Le sieur Peixotte, dit l’abbé, demeurait encore à Bordeaux. Un matin qu’il se rendait à ses friponneries d’agioteur, quelque embarras de voirie lui fait mettre le nez à la glace de sa chaise. Une jeune religieuse d’une rare beauté, occupée à se garer des éclaboussures et des crottes — il en est ailleurs qu’à Lutèce, — lève par hasard les yeux sur lui, et voilà notre homme envahi de désirs coupables. Il pense se jeter à bas de sa chaise. Le temps de mouvoir son gros corps, la religieuse est déjà loin : le respect de chacun pour son habit lui facilite le passage ; la Charité lui donne des ailes. Enfin, le pavé devient libre. Le sieur Peixotte, bouillonnant d’impatience, donne vingt livres à ses porteurs pour rejoindre la cornette blanche qui va disparaître.
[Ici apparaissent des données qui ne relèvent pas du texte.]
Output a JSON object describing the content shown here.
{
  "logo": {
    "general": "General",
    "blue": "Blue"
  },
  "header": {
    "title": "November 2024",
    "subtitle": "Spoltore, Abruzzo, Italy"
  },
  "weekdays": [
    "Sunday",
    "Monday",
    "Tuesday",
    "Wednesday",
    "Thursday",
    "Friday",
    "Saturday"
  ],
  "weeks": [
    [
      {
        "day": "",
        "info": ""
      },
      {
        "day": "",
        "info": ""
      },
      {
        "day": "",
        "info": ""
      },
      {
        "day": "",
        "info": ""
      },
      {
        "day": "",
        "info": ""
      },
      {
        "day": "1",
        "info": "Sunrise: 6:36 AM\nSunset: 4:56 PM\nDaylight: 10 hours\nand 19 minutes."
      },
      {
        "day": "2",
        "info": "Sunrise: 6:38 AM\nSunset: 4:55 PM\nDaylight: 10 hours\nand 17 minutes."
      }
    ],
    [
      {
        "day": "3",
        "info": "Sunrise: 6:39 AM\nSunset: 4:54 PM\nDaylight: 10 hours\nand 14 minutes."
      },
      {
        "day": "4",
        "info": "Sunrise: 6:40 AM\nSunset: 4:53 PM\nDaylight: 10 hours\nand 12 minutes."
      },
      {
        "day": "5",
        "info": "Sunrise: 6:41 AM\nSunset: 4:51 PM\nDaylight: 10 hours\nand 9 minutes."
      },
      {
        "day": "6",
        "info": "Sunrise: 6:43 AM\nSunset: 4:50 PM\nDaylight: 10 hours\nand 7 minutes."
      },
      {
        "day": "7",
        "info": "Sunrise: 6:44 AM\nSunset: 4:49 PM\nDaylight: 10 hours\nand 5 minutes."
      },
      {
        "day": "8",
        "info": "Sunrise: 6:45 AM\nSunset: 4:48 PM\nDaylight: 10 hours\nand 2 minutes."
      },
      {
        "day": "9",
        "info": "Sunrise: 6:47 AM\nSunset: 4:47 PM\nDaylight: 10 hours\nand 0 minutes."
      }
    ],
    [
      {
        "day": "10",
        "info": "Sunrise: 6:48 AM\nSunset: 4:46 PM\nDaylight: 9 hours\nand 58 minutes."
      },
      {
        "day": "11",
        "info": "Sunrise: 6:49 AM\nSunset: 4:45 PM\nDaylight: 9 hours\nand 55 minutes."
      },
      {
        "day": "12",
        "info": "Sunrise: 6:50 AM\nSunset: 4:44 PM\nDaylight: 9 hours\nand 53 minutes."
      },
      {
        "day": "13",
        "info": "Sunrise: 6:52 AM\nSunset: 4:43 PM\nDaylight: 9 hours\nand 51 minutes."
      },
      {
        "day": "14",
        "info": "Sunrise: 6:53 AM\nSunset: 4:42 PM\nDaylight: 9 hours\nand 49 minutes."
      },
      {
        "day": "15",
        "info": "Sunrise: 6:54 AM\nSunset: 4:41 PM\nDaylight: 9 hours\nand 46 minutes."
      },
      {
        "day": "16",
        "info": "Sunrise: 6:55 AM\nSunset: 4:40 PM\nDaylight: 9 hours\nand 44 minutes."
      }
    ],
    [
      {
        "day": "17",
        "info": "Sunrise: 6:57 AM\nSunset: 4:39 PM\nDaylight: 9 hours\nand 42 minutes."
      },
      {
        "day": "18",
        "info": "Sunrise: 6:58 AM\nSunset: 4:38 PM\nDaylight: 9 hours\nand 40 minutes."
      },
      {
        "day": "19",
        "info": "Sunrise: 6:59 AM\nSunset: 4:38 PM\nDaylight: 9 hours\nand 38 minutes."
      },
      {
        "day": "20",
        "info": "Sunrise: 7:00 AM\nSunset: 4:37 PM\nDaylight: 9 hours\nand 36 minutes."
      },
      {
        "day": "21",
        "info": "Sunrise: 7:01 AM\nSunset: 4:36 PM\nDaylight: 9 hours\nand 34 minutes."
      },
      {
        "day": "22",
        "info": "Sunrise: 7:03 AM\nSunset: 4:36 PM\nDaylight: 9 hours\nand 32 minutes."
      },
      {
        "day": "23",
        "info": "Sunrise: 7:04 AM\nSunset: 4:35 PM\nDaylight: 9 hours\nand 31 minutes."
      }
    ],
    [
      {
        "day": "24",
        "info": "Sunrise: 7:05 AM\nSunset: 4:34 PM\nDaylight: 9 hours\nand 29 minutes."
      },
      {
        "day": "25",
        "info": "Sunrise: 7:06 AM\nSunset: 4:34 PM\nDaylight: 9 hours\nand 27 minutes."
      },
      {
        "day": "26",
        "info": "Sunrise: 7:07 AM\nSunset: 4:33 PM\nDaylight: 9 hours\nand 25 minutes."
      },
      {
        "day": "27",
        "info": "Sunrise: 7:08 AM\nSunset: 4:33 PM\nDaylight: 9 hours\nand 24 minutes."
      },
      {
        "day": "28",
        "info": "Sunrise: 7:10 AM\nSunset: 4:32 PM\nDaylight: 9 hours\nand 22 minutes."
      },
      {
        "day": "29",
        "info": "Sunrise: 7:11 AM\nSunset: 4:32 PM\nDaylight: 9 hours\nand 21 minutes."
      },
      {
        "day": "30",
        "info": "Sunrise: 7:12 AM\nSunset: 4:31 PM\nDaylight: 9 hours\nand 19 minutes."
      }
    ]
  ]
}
— Suivez-la, sachez son nom, découvrez son couvent !

Les deux faquins de galoper à perdre haleine comme des Savoyards.

Quand ils reviennent, le sieur Peixotte, toujours dans sa chaise où il fait figure de magot de la Chine, apprend que la religieuse se nomme Rose ; elle appartient aux Sœurs Grises, communauté charitable particulièrement dévouée aux indigents et aux infirmes.